Newspaper publisher and former congressional staff member Jerome Whyatt “Jerry” Mondesire was born October 10, 1949, in Harlem, New York. Mondesire’s working class parents, Jerome Alexis Mondesire, a Dominican Garveyite, and Winnifred Taylor Mondesire of South Carolina, emphasized education. Mondesire attended P.S. 88 and Junior High School 172; he graduated from Martin Van Buren High School in Queens in 1968, where he was a member of the NAACP High School Youth Council. Mondesire attended City Colleges of New York, where he studied journalism and was a student activist and volunteer with SNCC in 1969.
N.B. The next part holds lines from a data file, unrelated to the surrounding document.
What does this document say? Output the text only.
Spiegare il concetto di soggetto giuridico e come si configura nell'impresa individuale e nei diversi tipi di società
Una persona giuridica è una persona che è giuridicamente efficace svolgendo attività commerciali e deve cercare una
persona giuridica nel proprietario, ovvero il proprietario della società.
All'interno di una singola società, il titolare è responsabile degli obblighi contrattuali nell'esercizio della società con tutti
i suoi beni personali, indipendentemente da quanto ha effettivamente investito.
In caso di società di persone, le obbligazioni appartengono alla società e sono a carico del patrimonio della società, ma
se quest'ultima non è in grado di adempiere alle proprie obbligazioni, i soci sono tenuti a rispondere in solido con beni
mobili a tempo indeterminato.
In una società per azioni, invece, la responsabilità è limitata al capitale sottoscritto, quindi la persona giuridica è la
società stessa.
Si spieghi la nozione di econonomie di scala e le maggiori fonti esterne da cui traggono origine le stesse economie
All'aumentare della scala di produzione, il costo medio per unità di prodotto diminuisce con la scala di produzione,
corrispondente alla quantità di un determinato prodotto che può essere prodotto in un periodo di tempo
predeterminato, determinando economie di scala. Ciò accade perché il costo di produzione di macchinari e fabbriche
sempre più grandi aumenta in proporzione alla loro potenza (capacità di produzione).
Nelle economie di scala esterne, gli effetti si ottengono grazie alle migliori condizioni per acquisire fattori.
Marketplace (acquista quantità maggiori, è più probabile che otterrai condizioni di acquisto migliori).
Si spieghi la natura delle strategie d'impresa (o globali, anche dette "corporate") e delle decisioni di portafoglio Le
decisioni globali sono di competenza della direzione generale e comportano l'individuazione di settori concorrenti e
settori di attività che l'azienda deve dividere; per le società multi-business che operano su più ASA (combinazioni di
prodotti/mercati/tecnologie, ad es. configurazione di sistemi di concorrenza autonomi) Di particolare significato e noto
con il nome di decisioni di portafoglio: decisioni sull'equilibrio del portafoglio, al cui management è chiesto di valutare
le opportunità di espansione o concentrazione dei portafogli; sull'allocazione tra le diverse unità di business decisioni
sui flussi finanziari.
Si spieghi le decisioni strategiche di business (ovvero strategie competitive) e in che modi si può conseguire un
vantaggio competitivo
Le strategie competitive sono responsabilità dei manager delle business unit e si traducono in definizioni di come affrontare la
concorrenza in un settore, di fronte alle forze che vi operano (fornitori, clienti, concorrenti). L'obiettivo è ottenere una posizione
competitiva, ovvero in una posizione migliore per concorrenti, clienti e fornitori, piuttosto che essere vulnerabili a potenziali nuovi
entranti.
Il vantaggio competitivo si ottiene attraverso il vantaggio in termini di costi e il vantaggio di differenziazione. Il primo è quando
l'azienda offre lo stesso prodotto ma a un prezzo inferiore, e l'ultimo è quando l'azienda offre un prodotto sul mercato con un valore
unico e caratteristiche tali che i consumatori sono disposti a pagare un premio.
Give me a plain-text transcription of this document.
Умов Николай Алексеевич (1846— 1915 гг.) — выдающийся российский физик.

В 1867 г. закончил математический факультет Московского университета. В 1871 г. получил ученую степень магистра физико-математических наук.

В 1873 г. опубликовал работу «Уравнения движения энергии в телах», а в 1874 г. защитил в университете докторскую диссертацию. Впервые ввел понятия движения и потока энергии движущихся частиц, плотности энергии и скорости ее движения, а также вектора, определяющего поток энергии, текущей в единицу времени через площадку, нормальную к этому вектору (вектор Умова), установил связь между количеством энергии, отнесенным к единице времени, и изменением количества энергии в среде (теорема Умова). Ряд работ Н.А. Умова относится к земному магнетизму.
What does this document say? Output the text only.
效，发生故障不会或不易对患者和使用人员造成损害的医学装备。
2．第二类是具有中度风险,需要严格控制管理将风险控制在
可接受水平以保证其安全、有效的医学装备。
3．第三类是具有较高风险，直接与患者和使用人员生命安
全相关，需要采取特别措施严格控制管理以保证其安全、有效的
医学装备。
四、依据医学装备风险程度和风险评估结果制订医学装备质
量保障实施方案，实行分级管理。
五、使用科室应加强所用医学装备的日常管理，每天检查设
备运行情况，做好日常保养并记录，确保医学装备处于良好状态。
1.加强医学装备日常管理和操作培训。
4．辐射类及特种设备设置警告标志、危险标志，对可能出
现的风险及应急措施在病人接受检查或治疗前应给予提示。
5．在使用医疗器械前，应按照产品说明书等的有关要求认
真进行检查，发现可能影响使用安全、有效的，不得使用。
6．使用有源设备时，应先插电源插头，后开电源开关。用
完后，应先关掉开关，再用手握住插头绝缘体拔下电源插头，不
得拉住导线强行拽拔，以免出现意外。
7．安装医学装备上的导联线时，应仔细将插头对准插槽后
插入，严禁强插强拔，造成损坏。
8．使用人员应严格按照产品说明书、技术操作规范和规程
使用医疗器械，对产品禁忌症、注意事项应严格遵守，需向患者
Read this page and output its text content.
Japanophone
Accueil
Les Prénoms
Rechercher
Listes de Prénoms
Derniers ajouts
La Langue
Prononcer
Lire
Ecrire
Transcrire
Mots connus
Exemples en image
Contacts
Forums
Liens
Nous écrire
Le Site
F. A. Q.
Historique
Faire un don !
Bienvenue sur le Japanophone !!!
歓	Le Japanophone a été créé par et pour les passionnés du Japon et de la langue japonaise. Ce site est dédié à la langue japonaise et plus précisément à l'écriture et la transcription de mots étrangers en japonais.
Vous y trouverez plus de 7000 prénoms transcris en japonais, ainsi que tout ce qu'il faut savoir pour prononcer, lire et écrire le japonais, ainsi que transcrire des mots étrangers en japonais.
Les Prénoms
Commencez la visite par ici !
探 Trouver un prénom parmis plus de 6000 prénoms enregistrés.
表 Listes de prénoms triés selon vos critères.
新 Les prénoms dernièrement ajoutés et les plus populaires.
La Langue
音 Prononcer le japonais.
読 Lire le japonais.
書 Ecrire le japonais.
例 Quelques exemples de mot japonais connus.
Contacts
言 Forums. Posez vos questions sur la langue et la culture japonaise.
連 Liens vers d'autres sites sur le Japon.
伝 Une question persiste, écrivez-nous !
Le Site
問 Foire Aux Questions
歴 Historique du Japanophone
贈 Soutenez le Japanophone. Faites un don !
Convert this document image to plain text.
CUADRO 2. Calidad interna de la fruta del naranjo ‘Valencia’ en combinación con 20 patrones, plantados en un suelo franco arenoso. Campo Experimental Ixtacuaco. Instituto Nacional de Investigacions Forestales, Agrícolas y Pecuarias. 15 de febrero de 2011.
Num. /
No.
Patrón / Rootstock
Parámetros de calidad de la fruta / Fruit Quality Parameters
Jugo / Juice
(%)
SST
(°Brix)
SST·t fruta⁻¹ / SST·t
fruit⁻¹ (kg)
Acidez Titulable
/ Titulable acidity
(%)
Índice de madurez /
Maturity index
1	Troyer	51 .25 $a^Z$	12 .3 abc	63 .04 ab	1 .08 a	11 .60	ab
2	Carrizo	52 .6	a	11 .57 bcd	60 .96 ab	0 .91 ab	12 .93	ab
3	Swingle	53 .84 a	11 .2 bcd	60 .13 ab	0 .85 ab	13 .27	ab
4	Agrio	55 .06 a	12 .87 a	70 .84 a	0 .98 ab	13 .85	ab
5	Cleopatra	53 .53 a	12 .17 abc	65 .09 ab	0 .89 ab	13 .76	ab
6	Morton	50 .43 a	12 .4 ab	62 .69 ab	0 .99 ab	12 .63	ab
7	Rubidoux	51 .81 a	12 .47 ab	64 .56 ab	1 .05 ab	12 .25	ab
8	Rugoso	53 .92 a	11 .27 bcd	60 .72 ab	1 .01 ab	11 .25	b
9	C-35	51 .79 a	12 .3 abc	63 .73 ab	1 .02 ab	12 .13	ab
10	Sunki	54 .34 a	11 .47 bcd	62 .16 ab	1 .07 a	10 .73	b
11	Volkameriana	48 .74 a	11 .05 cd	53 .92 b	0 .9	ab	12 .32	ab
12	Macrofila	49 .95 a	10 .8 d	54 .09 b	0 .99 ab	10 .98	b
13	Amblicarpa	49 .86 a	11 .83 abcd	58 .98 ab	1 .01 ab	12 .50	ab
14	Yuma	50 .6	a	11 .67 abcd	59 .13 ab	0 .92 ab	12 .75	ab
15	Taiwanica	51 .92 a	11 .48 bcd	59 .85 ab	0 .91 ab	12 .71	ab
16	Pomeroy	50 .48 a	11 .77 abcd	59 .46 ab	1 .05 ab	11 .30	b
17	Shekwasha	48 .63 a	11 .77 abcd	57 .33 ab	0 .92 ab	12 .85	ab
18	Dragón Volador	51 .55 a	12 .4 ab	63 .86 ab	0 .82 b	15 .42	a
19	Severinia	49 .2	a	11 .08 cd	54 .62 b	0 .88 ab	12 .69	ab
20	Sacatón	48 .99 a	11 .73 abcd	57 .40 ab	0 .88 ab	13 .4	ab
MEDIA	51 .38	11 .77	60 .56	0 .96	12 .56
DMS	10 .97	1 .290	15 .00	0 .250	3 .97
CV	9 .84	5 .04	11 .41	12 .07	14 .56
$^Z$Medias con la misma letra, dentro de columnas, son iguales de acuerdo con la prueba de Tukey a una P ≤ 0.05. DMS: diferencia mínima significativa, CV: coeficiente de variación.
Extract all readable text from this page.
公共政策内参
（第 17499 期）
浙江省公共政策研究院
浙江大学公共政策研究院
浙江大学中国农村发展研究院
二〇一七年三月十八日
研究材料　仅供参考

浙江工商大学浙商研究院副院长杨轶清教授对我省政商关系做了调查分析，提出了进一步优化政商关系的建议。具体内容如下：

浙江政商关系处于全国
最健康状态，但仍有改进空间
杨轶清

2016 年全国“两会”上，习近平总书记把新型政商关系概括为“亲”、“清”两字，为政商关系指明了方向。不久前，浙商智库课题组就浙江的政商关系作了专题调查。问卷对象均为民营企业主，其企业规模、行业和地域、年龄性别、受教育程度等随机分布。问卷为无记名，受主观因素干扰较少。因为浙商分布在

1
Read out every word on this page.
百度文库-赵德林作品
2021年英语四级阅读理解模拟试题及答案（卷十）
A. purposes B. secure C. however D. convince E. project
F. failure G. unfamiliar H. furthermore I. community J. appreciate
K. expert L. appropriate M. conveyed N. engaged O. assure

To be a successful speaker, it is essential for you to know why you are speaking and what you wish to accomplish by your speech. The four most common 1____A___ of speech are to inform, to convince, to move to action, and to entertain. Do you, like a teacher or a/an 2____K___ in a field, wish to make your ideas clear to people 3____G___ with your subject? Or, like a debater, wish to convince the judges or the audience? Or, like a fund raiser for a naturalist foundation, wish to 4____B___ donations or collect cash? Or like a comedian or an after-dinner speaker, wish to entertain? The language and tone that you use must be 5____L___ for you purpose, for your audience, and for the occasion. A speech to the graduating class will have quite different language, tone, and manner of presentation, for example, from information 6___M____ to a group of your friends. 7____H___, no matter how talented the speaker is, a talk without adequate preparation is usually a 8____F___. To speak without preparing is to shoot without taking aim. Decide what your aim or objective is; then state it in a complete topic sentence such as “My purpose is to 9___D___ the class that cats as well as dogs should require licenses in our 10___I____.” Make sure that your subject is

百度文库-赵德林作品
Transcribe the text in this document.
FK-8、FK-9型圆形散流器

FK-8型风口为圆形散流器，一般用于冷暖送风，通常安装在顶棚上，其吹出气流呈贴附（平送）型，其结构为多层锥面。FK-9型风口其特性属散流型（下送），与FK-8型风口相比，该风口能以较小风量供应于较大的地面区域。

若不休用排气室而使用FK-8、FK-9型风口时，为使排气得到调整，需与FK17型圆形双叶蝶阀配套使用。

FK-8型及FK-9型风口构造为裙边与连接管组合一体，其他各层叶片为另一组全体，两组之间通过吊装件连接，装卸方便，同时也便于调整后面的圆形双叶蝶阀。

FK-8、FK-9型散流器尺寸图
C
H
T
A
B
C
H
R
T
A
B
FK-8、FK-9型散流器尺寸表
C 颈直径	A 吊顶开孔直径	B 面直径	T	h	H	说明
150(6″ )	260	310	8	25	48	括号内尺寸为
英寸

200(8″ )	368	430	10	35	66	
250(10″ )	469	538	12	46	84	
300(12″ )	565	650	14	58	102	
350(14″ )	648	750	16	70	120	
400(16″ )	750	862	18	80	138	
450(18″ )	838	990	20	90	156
Mondesire covered the Black October killings of Maryland State Senator James Turk Scott and “Pee Wee” Matthews for the Baltimore Sun in 1973. At the Philadelphia Inquirer in 1974, Mondesire covered Mayor Frank Rizzo’s strip-searching of the Black Panthers. At the Inquirer, Mondesire became assistant city desk editor, turning to politics full-time in 1977. Mondesire was later chosen to work as chief of staff for William H. Gray’s successful congressional campaign. As Congressman Gray’s top aide, Mondesire influenced and shaped policy; he was instrumental in the 1985 national Stop The Springboks! Campaign, and helped to write the South African sanctions legislation for Congress. In 1991, Mosdesire started his own weekly newspaper, The Philadelphia Sunday Sun. In 1992, after Congressman Gray retired, Mondesire acquired the Philadelphia Sun newspaper including the online edition. Mondesire also hosted the FreedomQuest, a local public and political affairs talk show on Philadelphia cable television.
Mondesire was elected president of Philadelphia’s NAACP chapter where he increased membership to over 5,000. Under Mondesire the NAACP overturned the ex-felon disenfranchisement law in 1999. Mondesire remained active in welfare to work training, health care, youth violence and police brutality.